Vice President of Global Ports and Caribbean Government Relations at Carnival Corporation Marie McKenzie said a lot of effort is being placed on communicating with governments in the region and that there are concerns about how health and safety protocols will impact passenger experiences.
“We’re also speaking with governments including your government. As we watch the world open then close, open then close, we’re looking at the protocols that are coming out for land-based tourism and what that might mean for cruise. For us as a company, while we do have internal discussions with scientists to really understand the virus and what it means and how we will live with it, if we do have to – particularly operating without a vaccine – while we’re doing that we also believe you have to pause,” she said.
“Because the CDC has also extended our no sail order through October 1 and while many destinations are opening for land-based tourism we can’t sail. We can’t sail right now and we’re cautious about committing completely to any set of protocols today not knowing when we will sail. Because by the way, even though they have extended the no sail order, it does not indicate that we can start sailing October 2.
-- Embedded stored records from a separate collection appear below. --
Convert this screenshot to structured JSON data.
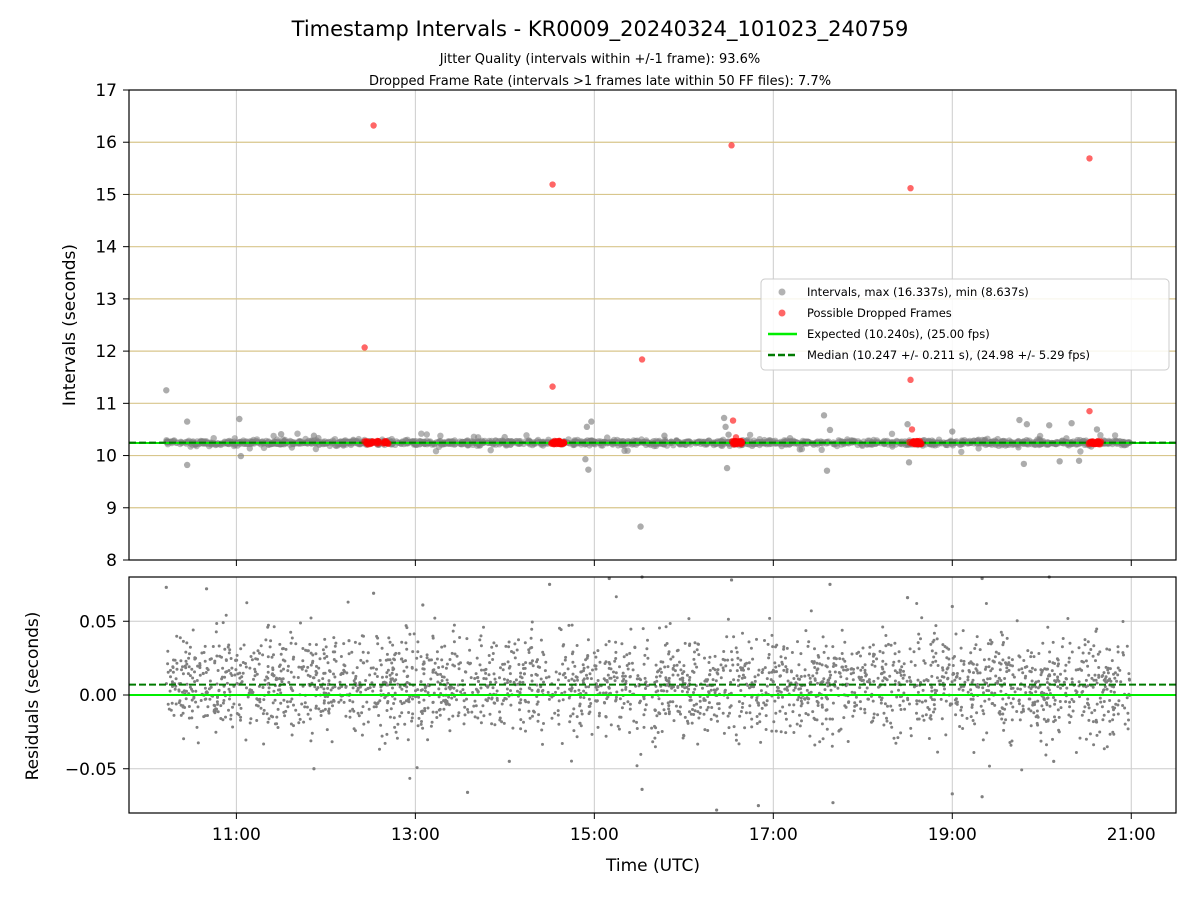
{
  "title": "Timestamp Intervals - KR0009_20240324_101023_240759",
  "subtitle_lines": [
    "Jitter Quality (intervals within +/-1 frame): 93.6%",
    "Dropped Frame Rate (intervals >1 frames late within 50 FF files): 7.7%"
  ],
  "colors": {
    "intervals": "#808080",
    "dropped": "#ff0000",
    "expected": "#00ee00",
    "median": "#007a00",
    "hgrid_top": "#d8c68c",
    "grid": "#cccccc"
  },
  "chart_data": [
    {
      "type": "scatter",
      "ylabel": "Intervals (seconds)",
      "ylim": [
        8,
        17
      ],
      "yticks": [
        "8",
        "9",
        "10",
        "11",
        "12",
        "13",
        "14",
        "15",
        "16",
        "17"
      ],
      "xlim": [
        "09:48",
        "21:30"
      ],
      "grid": true,
      "legend_position": "center-right",
      "legend": [
        "Intervals, max (16.337s), min (8.637s)",
        "Possible Dropped Frames",
        "Expected (10.240s), (25.00 fps)",
        "Median (10.247 +/- 0.211 s), (24.98 +/- 5.29 fps)"
      ],
      "expected": 10.24,
      "median": 10.247,
      "series": [
        {
          "name": "Possible Dropped Frames",
          "x": [
            "12:26",
            "12:32",
            "14:32",
            "14:32",
            "15:32",
            "16:32",
            "16:33",
            "16:35",
            "18:32",
            "18:32",
            "18:33",
            "20:32",
            "20:32"
          ],
          "y": [
            12.07,
            16.32,
            15.19,
            11.32,
            11.84,
            15.94,
            10.67,
            10.35,
            15.12,
            11.45,
            10.5,
            15.69,
            10.85
          ]
        },
        {
          "name": "Intervals, max (16.337s), min (8.637s)",
          "x": [
            "10:13",
            "10:27",
            "10:27",
            "11:02",
            "11:03",
            "11:30",
            "11:52",
            "14:54",
            "14:56",
            "14:58",
            "14:55",
            "15:31",
            "15:47",
            "16:27",
            "16:28",
            "16:29",
            "16:30",
            "17:34",
            "17:38",
            "17:36",
            "18:30",
            "18:31",
            "19:00",
            "19:45",
            "19:48",
            "19:50",
            "20:05",
            "20:12",
            "20:20",
            "20:25",
            "20:37"
          ],
          "y": [
            11.25,
            10.65,
            9.82,
            10.7,
            9.99,
            10.41,
            10.38,
            9.93,
            9.73,
            10.65,
            10.55,
            8.64,
            10.38,
            10.72,
            10.55,
            9.76,
            10.4,
            10.77,
            10.49,
            9.71,
            10.6,
            9.87,
            10.46,
            10.68,
            9.84,
            10.6,
            10.58,
            9.89,
            10.62,
            9.9,
            10.5
          ]
        }
      ]
    },
    {
      "type": "scatter",
      "xlabel": "Time (UTC)",
      "ylabel": "Residuals (seconds)",
      "ylim": [
        -0.08,
        0.08
      ],
      "yticks": [
        "−0.05",
        "0.00",
        "0.05"
      ],
      "xticks": [
        "11:00",
        "13:00",
        "15:00",
        "17:00",
        "19:00",
        "21:00"
      ],
      "xlim": [
        "09:48",
        "21:30"
      ],
      "grid": true,
      "expected": 0.0,
      "median": 0.007,
      "series": [
        {
          "name": "Residuals",
          "x": [
            "10:13",
            "10:40",
            "12:32",
            "13:05",
            "14:30",
            "15:10",
            "15:32",
            "16:32",
            "17:38",
            "18:30",
            "19:00",
            "19:20",
            "20:05",
            "11:52",
            "13:35",
            "14:03",
            "15:32",
            "16:22",
            "16:50",
            "17:40",
            "19:00",
            "19:20",
            "20:08"
          ],
          "y": [
            0.073,
            0.072,
            0.069,
            0.061,
            0.075,
            0.079,
            0.08,
            0.078,
            0.075,
            0.066,
            0.06,
            0.079,
            0.08,
            -0.05,
            -0.066,
            -0.045,
            -0.064,
            -0.078,
            -0.075,
            -0.073,
            -0.067,
            -0.069,
            -0.045
          ]
        }
      ]
    }
  ]
}
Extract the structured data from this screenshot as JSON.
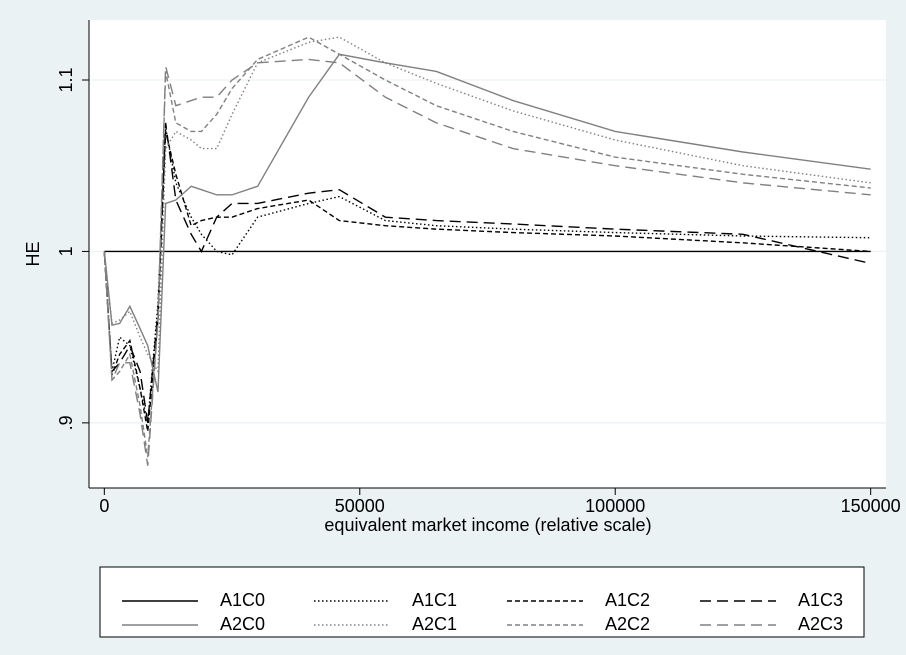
{
  "chart_data": {
    "type": "line",
    "x_label": "equivalent market income (relative scale)",
    "y_label": "HE",
    "x": [
      0,
      1500,
      3000,
      5000,
      7000,
      8500,
      10500,
      12000,
      14000,
      17000,
      19000,
      22000,
      25000,
      30000,
      40000,
      46000,
      55000,
      65000,
      80000,
      100000,
      125000,
      150000
    ],
    "series": [
      {
        "name": "A1C0",
        "color": "#000000",
        "dash": "solid",
        "values": [
          1,
          1,
          1,
          1,
          1,
          1,
          1,
          1,
          1,
          1,
          1,
          1,
          1,
          1,
          1,
          1,
          1,
          1,
          1,
          1,
          1,
          1
        ]
      },
      {
        "name": "A1C1",
        "color": "#000000",
        "dash": "dot",
        "values": [
          1.0,
          0.93,
          0.95,
          0.945,
          0.92,
          0.9,
          0.97,
          1.072,
          1.04,
          1.02,
          1.01,
          1.0,
          0.998,
          1.02,
          1.028,
          1.032,
          1.018,
          1.015,
          1.013,
          1.011,
          1.009,
          1.008
        ]
      },
      {
        "name": "A1C2",
        "color": "#000000",
        "dash": "shortdash",
        "values": [
          1.0,
          0.928,
          0.94,
          0.948,
          0.92,
          0.895,
          0.96,
          1.07,
          1.045,
          1.015,
          1.018,
          1.02,
          1.02,
          1.025,
          1.03,
          1.018,
          1.015,
          1.013,
          1.011,
          1.009,
          1.005,
          1.0
        ]
      },
      {
        "name": "A1C3",
        "color": "#000000",
        "dash": "longdash",
        "values": [
          1.0,
          0.93,
          0.935,
          0.945,
          0.93,
          0.9,
          0.965,
          1.075,
          1.03,
          1.01,
          1.0,
          1.02,
          1.028,
          1.028,
          1.034,
          1.036,
          1.02,
          1.018,
          1.016,
          1.013,
          1.01,
          0.993
        ]
      },
      {
        "name": "A2C0",
        "color": "#808080",
        "dash": "solid",
        "values": [
          1.0,
          0.957,
          0.958,
          0.968,
          0.955,
          0.945,
          0.918,
          1.028,
          1.03,
          1.038,
          1.036,
          1.033,
          1.033,
          1.038,
          1.09,
          1.115,
          1.11,
          1.105,
          1.088,
          1.07,
          1.058,
          1.048
        ]
      },
      {
        "name": "A2C1",
        "color": "#808080",
        "dash": "dot",
        "values": [
          1.0,
          0.958,
          0.96,
          0.965,
          0.95,
          0.94,
          0.93,
          1.06,
          1.07,
          1.065,
          1.06,
          1.06,
          1.08,
          1.11,
          1.122,
          1.125,
          1.11,
          1.098,
          1.082,
          1.065,
          1.05,
          1.04
        ]
      },
      {
        "name": "A2C2",
        "color": "#808080",
        "dash": "shortdash",
        "values": [
          1.0,
          0.925,
          0.93,
          0.94,
          0.91,
          0.88,
          0.96,
          1.105,
          1.075,
          1.07,
          1.07,
          1.08,
          1.095,
          1.112,
          1.125,
          1.115,
          1.1,
          1.085,
          1.07,
          1.055,
          1.045,
          1.037
        ]
      },
      {
        "name": "A2C3",
        "color": "#808080",
        "dash": "longdash",
        "values": [
          1.0,
          0.925,
          0.935,
          0.935,
          0.905,
          0.875,
          0.96,
          1.108,
          1.085,
          1.088,
          1.09,
          1.09,
          1.1,
          1.11,
          1.112,
          1.11,
          1.09,
          1.075,
          1.06,
          1.05,
          1.04,
          1.033
        ]
      }
    ],
    "xlim": [
      -3000,
      153000
    ],
    "ylim": [
      0.862,
      1.135
    ],
    "xticks": [
      0,
      50000,
      100000,
      150000
    ],
    "yticks": [
      {
        "value": 0.9,
        "label": ".9"
      },
      1,
      1.1
    ],
    "grid": true,
    "legend": "bottom"
  }
}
“So that being said, yes, there are concerns about what happens when we take our guests to destinations because we all understand that as concerned as people are about what’s happening on a ship, they are definitely concerned about the destination as well and the entire experience. So until we’ve aligned with the CDC and we clearly understand what their requirements are, we are not inclined to be very definitive today about specifically what protocols we’ll absolutely implement. There are definitely a lot of ideas out there and our general position is, whatever is required by the health authorities, not only in the US but by the destinations that we visit at the time that we must sail, that is what we will adhere to.”
The global cruise industry has been hit particularly hard by the COVID-19 pandemic, with Carnival reporting that it has had to reduce operating costs and capital expenditure by $12 billion during this period.
“This has been a very difficult time for us. We have completely shut down operations and are taking in absolutely no revenues and still having operating costs because contrary to what everybody believes, once we still have our ships sitting there, we need minimum manning on these ships to maintain them. We need to provide supplies to the ships for team members onboard, so we’re spending a lot with no revenues. It’s been pretty challenging, but it’s also a time to pause and really think about our business. So we’ve really taken this time to look at our platform globally,” McKenzie said.
“We’re looking across the entire corporation and trying to decide what makes sense as we move out of COVID-19. You may have heard that we announced the sale of 13 ships. We’re getting rid of 13 ships. We’re also taking on new ships still. We actually had nine ships to be delivered before the end of 2021 and we have reduced the new build orders from nine to five, one being the Mardi Gras. Right now that itinerary is out there and I do believe that is slated to go to The Bahamas next year, assuming all goes well with COVID-19.”
Despite these challenges, Carnival indicated in March that the company is still committed to its nearly $200 million cruise port on Grand Bahama.